At D.Labs we’ve looked at agile product development from many angles and written about them on this blog (X Driven Development, When is agile worse?, Controlling costs in the agile world, What marketing agencies can’t offer startups?,…). This is another angle that could get you faster through validation and save you a lot of gray hair.
Most company founders have an intuition about what the market needs and what is wrong with existing solutions. They then start solving a puzzle in their head around what kind of digital product could solve this problem: features, specifications, perhaps even user layouts. At DLabs, we call this “Intuition Based Development”. It tends to be the least efficient and most expensive way to build business value. Not only is the intuition perhaps wrong, but the only ‘good enough’ point is securely in the head of the designer so everything gets built to a relatively high level (Although it never feels that way to the founder in-the-moment).
While we rarely have pure intuition based development work at DLabs, we do get a lot of the 2nd category: “Experience-Driven Development”. Here the founder/product owner has experience in the industry and can start with stronger assumptions. The founder then starts to “solve the puzzle” is the same way. While product drivers in this phase have clear knowledge about the general market, they are often over-emboldened to assume they know about all subsets of the market and all user groups’ behaviors and will often increase the total development spending before confronting it to the realities of real users and the market.
Both of these phases usually have very poor Business Value / Engineering spend ratios. In fact, improving engineering spend performance through efficiency or cost of the team usually does little to fix the problem, since product owners often see funding as the limiting factor rather than user/market behavior uncertainty or their user/market bandwidth. At DLabs, our goal is to get founders out of these two phases as quickly as possible and start them on the road to the next two phases. In fact, we would argue that it is nearly impossible to achieve product-market fit without moving into these later phases.
The first mature phase is “Marketing Driven Development”. Here the business/customer facing team creates a theory of how to better attract or serve customers. Based on the test design and planned dates, the supporting tech can be planned in sync and scale. The scope of development is only as much as needed. Notice the transition from traditional development-type thinking (feature based) in the first two phases to a full Lean/Agile mode.

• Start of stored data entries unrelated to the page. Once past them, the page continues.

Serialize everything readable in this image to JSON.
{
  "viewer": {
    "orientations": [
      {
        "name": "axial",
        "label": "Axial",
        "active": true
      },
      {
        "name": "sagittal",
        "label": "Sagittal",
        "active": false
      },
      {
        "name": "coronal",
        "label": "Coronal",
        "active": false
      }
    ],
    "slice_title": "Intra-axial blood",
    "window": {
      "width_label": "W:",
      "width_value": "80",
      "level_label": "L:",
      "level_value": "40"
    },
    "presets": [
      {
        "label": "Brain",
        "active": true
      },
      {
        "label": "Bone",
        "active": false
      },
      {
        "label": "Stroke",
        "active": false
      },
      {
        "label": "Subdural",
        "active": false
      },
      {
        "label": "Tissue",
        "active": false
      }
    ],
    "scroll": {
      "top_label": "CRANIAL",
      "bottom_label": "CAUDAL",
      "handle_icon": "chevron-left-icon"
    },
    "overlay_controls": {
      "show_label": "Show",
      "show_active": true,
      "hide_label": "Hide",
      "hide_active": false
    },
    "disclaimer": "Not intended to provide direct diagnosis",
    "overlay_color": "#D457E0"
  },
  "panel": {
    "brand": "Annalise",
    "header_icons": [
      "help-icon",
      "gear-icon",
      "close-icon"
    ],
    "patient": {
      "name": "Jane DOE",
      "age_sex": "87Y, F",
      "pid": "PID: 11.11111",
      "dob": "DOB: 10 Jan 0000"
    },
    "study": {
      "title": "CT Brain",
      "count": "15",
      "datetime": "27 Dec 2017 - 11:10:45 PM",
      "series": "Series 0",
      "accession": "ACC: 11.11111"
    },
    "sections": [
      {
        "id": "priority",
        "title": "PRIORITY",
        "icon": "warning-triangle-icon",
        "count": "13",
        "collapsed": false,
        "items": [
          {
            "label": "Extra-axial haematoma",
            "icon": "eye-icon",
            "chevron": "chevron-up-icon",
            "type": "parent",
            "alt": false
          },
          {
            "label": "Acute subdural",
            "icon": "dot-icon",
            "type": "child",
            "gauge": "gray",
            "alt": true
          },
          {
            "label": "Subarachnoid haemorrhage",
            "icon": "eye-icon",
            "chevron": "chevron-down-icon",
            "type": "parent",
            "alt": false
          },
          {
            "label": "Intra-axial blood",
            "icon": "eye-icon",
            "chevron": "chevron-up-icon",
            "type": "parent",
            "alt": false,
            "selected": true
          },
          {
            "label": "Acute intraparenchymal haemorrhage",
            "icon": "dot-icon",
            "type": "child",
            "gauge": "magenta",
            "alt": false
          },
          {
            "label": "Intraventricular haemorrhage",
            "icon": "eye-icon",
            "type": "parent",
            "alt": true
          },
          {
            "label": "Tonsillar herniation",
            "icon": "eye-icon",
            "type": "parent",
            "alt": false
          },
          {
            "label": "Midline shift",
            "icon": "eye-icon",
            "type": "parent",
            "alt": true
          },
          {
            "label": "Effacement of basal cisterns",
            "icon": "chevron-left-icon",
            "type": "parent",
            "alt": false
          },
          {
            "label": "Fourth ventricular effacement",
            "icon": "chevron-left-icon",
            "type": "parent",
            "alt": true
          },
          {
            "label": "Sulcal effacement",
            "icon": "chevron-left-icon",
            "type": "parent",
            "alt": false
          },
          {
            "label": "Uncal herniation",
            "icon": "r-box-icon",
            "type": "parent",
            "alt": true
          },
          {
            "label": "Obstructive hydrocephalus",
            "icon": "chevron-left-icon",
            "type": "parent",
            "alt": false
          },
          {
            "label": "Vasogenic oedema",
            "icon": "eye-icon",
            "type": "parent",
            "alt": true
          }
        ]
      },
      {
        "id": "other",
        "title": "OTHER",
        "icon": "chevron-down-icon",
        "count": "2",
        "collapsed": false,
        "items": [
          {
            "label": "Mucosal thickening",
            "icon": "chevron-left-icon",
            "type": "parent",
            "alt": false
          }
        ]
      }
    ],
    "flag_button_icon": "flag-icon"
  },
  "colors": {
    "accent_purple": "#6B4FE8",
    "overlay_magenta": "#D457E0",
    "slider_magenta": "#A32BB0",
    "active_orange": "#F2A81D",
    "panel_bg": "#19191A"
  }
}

When developing in this mode, it is easy to quickly reach a development burn rate that exceeds what the business facing side of the business can absorb and follow-through with. For early-stage startups in the first year or so, this is usually between 15 to 40K€ / month. (again your mileage may vary…). So long as no feature is built until the customer-facing side is ready, the basics of agile cost control are built-in even if funding coffers are full, confidence is high, and ambition is high.
The most mature phase is something we call “Analytic Driven Development”. Here, the marketing (business facing) part of the business not only has a theory about how to increase engagement or revenue or customers… , but they verified the assumption with real analytics as well as know which measurement should improve if the theory is right. For example, a marketplace may decide that the customer journey for most users involves checking the pricing elsewhere before buying. They believe that they could increase returning customers, decrease the time between visits, and ultimately have a higher conversion rate if they could actually encourage this behavior and make it easier. They would need supporting tech around measurement + A/B testing tools in place as well as some links to competitor sites that pop up (tech). Two sprints later and they see that we are onto something and should keep improving on this idea or that the theory is flawed and revert the product back as well as re-focus on other improvements. Notice how business value / Engineering spend is far more likely to be higher than in the less mature phases. Also, notice how cost-per-feature is still not that important.
To recap, get to more Marketing/Analytic based development as quickly as possible. Moving through Validation in these more mature modes requires lower engineering spend rate and achieves success far sooner than their less mature approaches. It also transitions effortlessly into the Efficiency and Scaling phases of a startup lifecycle. When delivered in a partner mode (eg. DLabs supplying tech instead of an in-house team), it even scales in size effortlessly.